Un militant bas-alpin jugé pour violences

Légitime défense ou passage à tabac ? Pour l’avocat général, cela ne fait aucun doute : Guillaume D. « a été passé à tabac » et Merlin Longuet « ne peut évidemment pas justifier d’une quelconque légitime défense et doit être condamné. Il est évident qu’il a porté nombre de coups de poing et de matraque à la victime ». Le public était venu en nombre mardi pour soutenir ce prévenu bien connu dans la région de Forcalquier, puisqu’il avait fondé le Café des Libertés et était très actif dans le milieu militant et l’organisation d’événements.

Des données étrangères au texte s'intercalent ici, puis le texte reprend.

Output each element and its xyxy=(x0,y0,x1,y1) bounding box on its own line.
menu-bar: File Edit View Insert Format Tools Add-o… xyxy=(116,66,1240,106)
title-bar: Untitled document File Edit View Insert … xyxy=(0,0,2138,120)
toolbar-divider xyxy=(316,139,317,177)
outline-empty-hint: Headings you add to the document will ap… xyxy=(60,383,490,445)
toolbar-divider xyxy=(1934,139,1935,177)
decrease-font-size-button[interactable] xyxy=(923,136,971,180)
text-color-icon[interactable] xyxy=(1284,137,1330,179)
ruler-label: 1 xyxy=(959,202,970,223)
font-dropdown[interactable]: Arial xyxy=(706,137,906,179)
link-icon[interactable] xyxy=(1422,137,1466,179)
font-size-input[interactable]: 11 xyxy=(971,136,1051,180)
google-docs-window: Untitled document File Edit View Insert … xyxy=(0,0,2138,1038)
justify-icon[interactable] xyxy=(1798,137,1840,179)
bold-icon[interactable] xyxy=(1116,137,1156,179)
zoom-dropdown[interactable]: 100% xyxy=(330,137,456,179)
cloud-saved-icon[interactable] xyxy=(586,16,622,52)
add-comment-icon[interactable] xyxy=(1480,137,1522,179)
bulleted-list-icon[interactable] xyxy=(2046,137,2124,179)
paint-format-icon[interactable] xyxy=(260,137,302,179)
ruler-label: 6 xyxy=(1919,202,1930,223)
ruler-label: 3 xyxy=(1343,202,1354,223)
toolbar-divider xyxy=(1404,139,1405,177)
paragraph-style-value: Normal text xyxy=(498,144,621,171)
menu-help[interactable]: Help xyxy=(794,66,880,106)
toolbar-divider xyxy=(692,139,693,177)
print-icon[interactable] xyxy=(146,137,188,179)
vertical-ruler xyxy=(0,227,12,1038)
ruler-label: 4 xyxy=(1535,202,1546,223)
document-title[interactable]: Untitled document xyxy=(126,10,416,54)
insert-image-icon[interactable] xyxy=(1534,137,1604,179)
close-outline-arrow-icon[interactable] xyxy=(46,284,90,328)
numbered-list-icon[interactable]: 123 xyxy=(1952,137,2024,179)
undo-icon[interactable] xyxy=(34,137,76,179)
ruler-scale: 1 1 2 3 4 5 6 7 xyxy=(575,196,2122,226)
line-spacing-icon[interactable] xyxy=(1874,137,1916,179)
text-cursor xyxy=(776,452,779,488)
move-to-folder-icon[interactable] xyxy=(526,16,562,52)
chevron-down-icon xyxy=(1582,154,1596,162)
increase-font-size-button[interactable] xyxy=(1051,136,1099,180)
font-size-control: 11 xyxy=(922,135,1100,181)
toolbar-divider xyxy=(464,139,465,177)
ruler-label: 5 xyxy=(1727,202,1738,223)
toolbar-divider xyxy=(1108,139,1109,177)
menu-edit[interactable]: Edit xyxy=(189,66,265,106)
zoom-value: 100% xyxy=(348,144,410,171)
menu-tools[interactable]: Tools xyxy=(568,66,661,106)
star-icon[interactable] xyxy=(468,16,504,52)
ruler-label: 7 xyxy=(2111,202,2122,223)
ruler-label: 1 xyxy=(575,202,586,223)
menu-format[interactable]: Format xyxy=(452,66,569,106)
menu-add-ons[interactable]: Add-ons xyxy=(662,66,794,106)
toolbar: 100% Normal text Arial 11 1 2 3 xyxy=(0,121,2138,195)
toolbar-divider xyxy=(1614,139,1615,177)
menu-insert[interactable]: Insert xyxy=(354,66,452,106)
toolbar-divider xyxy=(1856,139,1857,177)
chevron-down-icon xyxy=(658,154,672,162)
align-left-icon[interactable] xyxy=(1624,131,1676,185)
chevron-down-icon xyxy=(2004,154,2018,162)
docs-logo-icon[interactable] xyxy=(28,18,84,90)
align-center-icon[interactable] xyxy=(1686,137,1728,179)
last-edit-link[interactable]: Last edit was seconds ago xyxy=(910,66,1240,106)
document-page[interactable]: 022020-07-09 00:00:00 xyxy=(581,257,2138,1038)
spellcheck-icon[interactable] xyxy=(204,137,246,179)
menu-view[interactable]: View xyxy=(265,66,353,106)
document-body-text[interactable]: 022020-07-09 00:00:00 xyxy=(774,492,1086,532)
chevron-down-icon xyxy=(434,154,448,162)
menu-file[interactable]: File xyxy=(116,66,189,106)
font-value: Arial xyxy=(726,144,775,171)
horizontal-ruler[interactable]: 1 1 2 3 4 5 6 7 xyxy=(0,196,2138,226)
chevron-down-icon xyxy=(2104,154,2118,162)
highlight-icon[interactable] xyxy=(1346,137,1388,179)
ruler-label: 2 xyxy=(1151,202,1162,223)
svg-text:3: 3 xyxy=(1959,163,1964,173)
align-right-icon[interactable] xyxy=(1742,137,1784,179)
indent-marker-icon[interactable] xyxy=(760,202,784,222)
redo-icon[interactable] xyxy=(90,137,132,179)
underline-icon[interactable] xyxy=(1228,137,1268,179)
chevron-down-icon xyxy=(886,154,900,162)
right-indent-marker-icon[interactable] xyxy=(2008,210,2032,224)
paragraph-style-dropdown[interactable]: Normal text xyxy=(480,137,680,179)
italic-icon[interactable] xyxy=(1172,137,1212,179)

Le récit de Guillaume D., confirmé par plusieurs témoins, relate que Merlin l’a frappé au sol dès son arrivée sur Forcalquier, son fief, car il considérait qu’il n’y était pas le bienvenu. Selon lui, ces tensions entre eux venaient du fait qu’il avait refusé de mettre le feu à Radio Zinzine, média de la communauté autonome Longo Maï, mission que Merlin « lui demandait pour l’accepter dans son groupe ». Guillaume D. a affirmé avoir reçu « quatre ou cinq » coups de matraques derrière la nuque, avoir été ceinturé et frappé au visage alors qu’il était au sol. Plusieurs hommes s’en seraient pris à lui.

Merlin plaide lui la « légitime défense » et accuse notamment Guillaume d’avoir porté le premier coup et d’avoir simulé un malaise . « C’est la seule manière que j’ai trouvée pour arrêter de me faire agresser », affirme-t-il. Il évoque un « coup de tête sans aucune sommation » et une « attitude provocatrice pour chercher le conflit ». Selon lui, Guillaume D. aurait prémédité son acte et aurait prévu de le violenter depuis plusieurs jours. « Il a morflé, je peux pas le nier », a-t-il tout de même reconnu, avouant avoir commis des violences et détaillant les techniques de boxe anglaise qu’il avait alors utilisées contre Guillaume D.

Un lourd casier judiciaire

Même si Guillaume D. « était venu alors qu’il n’était pas le bienvenu, cela ne justifie pas que l’on exerce sur lui des violences graves », a avancé l’avocat général. « Vous vous présentez sous un bon jour, mais vous avez un casier judiciaire à onze mentions », a rappelé la présidente. Merlin Longuet a notamment déjà été condamné pour violences conjugales.

L’avocat général a tout de même proposé de transformer la peine de huit mois d’emprisonnement de Merlin Longuet en peine avec sursis. Les deux hommes avaient été condamnés en première instance en 2024, Guillaume D. à 1 000 euros d’amende et Merlin Longuet à une peine de huit mois d’emprisonnement sous bracelet électronique, dont il a fait appel.

L’avocat de Merlin Longuet, Me Louis Ramuz, a plaidé la relaxe, avançant qu’il ne pouvait être prouvé que la blessure de Guillaume D. avait été provoquée par Merlin Longuet. Interdit de département, le militant a expliqué être désormais en train de monter une boutique de produits locaux et « vivre d’amour et d’eau fraîche », s’étant occupé des ânes et des poules de ses amis.

L’audience a été perturbée à plusieurs reprises par la présence de nombreux soutiens de Merlin Longuet qui avaient omis d’éteindre leurs téléphones portables. La décision a été mise en délibéré au 2 septembre.